Western nations that import fish need to help by making sure there are checks on where the fish are caught, and prosecuting people who break the law.

They should also make the shipping industry follow the law, and stop shippers registering with problem flag states such as Liberia, so they do not have to follow labour and environmental regulations.

Journalist William Langewiesche says that the money paid to pirates is nothing compared to the taxes that shipping (‘not exactly a criminal industry but an anarchic and amoral one’) would have to pay, if it followed law and order.

If illegal fishing is not controlled, more piracy may start.
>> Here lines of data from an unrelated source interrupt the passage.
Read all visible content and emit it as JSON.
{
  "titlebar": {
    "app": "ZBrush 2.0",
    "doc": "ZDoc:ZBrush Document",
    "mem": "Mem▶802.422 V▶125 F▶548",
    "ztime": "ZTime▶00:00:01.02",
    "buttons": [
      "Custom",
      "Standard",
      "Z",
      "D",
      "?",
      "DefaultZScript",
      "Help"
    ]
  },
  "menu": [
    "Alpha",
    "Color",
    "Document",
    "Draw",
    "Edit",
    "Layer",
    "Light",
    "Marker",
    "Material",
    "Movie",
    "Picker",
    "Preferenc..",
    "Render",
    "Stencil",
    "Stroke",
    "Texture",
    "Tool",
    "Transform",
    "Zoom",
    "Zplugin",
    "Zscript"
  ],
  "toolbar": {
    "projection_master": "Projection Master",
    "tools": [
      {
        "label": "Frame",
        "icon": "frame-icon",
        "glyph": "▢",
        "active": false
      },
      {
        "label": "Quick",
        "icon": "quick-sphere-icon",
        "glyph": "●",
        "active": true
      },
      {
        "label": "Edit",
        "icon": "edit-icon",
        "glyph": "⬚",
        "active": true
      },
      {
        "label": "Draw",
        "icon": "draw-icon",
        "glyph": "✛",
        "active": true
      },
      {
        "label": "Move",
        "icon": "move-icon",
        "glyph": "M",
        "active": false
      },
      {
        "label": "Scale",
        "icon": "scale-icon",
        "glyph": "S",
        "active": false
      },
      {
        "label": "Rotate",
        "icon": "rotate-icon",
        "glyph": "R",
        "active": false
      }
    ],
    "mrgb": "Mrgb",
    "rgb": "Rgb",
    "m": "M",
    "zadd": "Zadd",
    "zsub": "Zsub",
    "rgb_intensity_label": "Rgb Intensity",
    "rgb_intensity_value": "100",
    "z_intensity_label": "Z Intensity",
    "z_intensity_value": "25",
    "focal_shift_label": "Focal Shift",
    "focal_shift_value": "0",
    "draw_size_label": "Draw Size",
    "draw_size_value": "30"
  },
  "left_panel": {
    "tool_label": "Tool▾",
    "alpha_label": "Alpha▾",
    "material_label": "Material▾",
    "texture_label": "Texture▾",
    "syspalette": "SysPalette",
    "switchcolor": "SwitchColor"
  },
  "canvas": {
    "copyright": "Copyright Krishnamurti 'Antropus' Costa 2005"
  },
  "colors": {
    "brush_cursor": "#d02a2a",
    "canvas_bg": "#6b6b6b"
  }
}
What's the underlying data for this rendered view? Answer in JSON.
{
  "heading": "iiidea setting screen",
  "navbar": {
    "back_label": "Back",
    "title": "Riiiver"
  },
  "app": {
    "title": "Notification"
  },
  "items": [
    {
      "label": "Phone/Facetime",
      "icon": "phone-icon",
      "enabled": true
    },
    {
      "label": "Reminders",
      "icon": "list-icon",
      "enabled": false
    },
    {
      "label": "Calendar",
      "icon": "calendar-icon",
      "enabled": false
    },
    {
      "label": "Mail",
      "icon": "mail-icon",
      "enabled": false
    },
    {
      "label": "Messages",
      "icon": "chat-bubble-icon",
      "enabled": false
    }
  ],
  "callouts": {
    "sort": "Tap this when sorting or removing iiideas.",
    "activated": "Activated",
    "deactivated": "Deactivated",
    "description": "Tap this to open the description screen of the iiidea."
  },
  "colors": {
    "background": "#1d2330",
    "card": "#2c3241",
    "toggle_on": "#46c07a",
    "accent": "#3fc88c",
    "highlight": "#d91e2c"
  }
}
Fishermen in Senegal (their catches of fish have decreased by 75 per cent in 10 years), say they will ‘fight for fish at sea’ with guns, if illegal fishing does not stop.

Piracy is decreasing in Somalia, and the foreign fishing boats have returned. Indian Ocean fishery workers are angry at naval ships: the fishery workers help them with information about pirates, but they do nothing to help stop the illegal fishing.

The future

We need to defend the resources of poor nations and increase work choices – but these are just one part of the solution. Christian Bueger (international relations scholar) says the most important way to stop piracy will be a ‘peace-building methodology’. This will need to see how complex the problem is and include the local people.

Fragile societies can have their own solutions. In Somalia, local people were so angry that they made pirates leave. Somalis who had moved to London angrily phoned the pirates who took hostages; this might have affected the situation as much as the huge World War Three-style ships.

We need to think about other solutions – not just hard-security. Maybe we need to accept that Nigeria’s militant pirates are also powerful in politics. We may be able to bring together the different interests. Maybe shippers could think about choosing razor wire, not armed guards, and giving the money they save to a fund for fishermen and their families? Maybe insurers could charge less if they see the community is peaceful?

They are starting to catch lobsters again near the Somali coast, but this business needs cold stores and fishing equipment, not the noise of planes above.

In the future, we can help fight against piracy with development, not by exporting people with guns.